In an announcement Thursday, the company said its top leadership had decided to “separate into two distinct multidisciplinary organisations”.If the plan is approved, EY will operate as two separate companies. One will primarily perform audit work, the other will perform consulting and advisory work.
The proposed split, which has been underway for many months and has been widely discussed internally, could result in a separation between the audit and consulting work EY performs for some corporate clients. It is intended to help you avoid any conflicts of interest.
This plan will also result in significant payments to some of our partners. But the proposed split would have to be approved by his over 10,000 EY partners working in 140 countries. EY, commonly known as Ernst & Young, employs approximately 300,000 people worldwide.
In a statement on Thursday, EY said it hopes company partners will begin voting on the proposal later this year. The company may also need to obtain regulatory approval for this plan from some of the countries in which it operates.

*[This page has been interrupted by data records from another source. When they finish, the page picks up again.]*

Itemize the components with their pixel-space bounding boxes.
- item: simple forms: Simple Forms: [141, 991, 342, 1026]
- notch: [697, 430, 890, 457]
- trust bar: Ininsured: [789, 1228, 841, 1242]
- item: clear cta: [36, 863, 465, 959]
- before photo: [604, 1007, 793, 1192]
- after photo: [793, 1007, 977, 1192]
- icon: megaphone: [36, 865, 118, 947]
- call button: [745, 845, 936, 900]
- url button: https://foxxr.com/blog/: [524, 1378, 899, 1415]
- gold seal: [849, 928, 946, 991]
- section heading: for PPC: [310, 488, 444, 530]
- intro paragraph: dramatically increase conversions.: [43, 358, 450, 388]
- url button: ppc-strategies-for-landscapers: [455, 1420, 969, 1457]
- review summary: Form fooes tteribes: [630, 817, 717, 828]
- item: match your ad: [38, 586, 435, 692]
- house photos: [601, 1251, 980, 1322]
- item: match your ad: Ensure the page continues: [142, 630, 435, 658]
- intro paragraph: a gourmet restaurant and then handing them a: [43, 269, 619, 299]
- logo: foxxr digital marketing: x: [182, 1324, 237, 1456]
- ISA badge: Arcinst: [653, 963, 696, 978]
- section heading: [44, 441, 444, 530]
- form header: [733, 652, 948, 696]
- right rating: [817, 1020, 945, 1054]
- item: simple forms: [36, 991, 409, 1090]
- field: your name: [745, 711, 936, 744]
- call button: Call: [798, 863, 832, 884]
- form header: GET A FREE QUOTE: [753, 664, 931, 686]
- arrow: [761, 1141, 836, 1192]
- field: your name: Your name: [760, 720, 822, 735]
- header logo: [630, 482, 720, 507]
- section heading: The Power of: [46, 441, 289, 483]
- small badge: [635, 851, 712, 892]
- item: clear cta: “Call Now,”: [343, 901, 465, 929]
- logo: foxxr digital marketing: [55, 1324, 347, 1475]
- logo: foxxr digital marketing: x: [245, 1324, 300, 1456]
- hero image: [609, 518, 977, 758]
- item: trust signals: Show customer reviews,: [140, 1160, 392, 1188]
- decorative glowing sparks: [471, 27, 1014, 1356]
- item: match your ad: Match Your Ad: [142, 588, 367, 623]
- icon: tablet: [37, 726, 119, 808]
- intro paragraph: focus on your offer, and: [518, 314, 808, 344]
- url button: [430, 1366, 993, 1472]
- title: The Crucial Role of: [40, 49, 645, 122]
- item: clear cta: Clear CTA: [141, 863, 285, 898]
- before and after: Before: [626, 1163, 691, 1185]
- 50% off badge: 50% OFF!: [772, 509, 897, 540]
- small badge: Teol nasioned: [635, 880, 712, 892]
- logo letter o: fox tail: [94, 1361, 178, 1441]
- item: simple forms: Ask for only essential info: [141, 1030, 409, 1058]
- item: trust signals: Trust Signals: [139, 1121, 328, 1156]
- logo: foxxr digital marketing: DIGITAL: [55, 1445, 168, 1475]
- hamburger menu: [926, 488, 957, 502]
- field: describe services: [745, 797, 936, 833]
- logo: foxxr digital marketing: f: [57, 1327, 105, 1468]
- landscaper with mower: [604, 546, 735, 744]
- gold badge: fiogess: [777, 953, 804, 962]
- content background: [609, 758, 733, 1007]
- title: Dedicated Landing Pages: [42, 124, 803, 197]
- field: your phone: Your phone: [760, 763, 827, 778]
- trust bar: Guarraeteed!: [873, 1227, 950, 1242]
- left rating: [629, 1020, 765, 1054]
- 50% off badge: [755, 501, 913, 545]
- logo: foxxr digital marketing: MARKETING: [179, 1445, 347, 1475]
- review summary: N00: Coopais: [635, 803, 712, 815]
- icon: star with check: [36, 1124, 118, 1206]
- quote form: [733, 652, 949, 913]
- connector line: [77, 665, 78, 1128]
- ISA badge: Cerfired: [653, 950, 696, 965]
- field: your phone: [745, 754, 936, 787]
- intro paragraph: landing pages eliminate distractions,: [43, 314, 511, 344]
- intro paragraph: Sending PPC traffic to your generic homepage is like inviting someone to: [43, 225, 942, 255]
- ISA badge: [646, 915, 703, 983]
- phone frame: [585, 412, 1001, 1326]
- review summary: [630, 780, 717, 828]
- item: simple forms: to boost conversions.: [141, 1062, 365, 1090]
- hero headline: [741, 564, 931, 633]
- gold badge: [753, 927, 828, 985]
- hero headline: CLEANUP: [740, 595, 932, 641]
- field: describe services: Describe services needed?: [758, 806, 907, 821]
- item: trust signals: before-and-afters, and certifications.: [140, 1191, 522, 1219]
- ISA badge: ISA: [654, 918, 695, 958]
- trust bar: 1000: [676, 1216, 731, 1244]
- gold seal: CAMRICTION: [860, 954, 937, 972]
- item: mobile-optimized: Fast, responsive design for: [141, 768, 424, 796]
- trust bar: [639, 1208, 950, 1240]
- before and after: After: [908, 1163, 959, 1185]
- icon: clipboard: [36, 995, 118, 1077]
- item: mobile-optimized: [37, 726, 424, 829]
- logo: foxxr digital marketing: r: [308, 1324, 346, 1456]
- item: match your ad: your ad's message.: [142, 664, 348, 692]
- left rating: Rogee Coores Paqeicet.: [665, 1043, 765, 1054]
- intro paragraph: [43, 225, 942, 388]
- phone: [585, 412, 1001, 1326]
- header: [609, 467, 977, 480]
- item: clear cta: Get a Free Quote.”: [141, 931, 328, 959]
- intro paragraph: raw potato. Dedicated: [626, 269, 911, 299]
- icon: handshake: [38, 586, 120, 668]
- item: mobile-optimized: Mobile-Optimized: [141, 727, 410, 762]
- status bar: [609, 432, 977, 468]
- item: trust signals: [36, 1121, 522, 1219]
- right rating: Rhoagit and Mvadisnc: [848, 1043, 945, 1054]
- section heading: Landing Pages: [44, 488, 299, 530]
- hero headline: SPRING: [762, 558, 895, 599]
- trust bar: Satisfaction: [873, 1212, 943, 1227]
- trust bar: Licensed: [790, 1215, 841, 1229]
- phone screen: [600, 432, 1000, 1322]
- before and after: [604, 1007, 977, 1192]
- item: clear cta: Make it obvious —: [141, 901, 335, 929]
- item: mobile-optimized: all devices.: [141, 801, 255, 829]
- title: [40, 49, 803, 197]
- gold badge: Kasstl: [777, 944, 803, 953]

“We believe we can embrace a changing environment, build a business that redefines the future of our profession, create exciting new opportunities and deliver greater long-term value to EY people, clients and communities. I firmly believe
One way EY will accomplish the split is by spinning off its consulting arm into a company that can apply for an initial public offering. Audit work will likely remain a private partnership.
The proposed split comes as the Big 4 audit firms come under increasing scrutiny from US securities regulators.
In June, EY learned that hundreds of auditors had cheated on various ethics exams required to obtain or maintain a professional license, and that EY had taken sufficient steps to stop the practice. agreed to pay a $100 million fine after U.S. securities regulators discovered it was not.
Penalties paid by EY Twice as much as KPMGanother major audit firm, paid in 2019 to settle an investigation by the Securities and Exchange Commission into similar allegations of auditor misconduct in an internal training exam.
Another SEC concern is the issue of auditor independence. Regulators want to ensure that the accounting firm’s review of a company’s financial records is not undermined by other consulting, advice, or lobbying activities it may undertake on behalf of the company.
In recent years, the big four accounting firms – Deloitte, EY, KPMG and PricewaterhouseCoopers – have come under scrutiny for lobbying tax reform that has benefited corporate clients to whom they have provided both auditing and consulting services. rice field. In some cases, accounting firms hire consultants to devise tax-saving strategies for their corporate clients, while auditors are responsible for blessing their clients’ bookkeeping.
Regulators began scrutinizing the operations of accounting firms about 20 years ago. The Enron bankruptcy in 2001 put the spotlight on the role of auditor Arthur Andersen, who helped carry out an accounting fraud at energy giant Enron. Federal prosecutors later filed criminal charges against Arthur Andersen. The company no longer exists.
In the aftermath of the Enron bankruptcy and other big corporate misconduct, Congress passed legislation creating a Public Company Accounting Oversight Board. This committee is within the SEC but has its own enforcement actions against audit firms.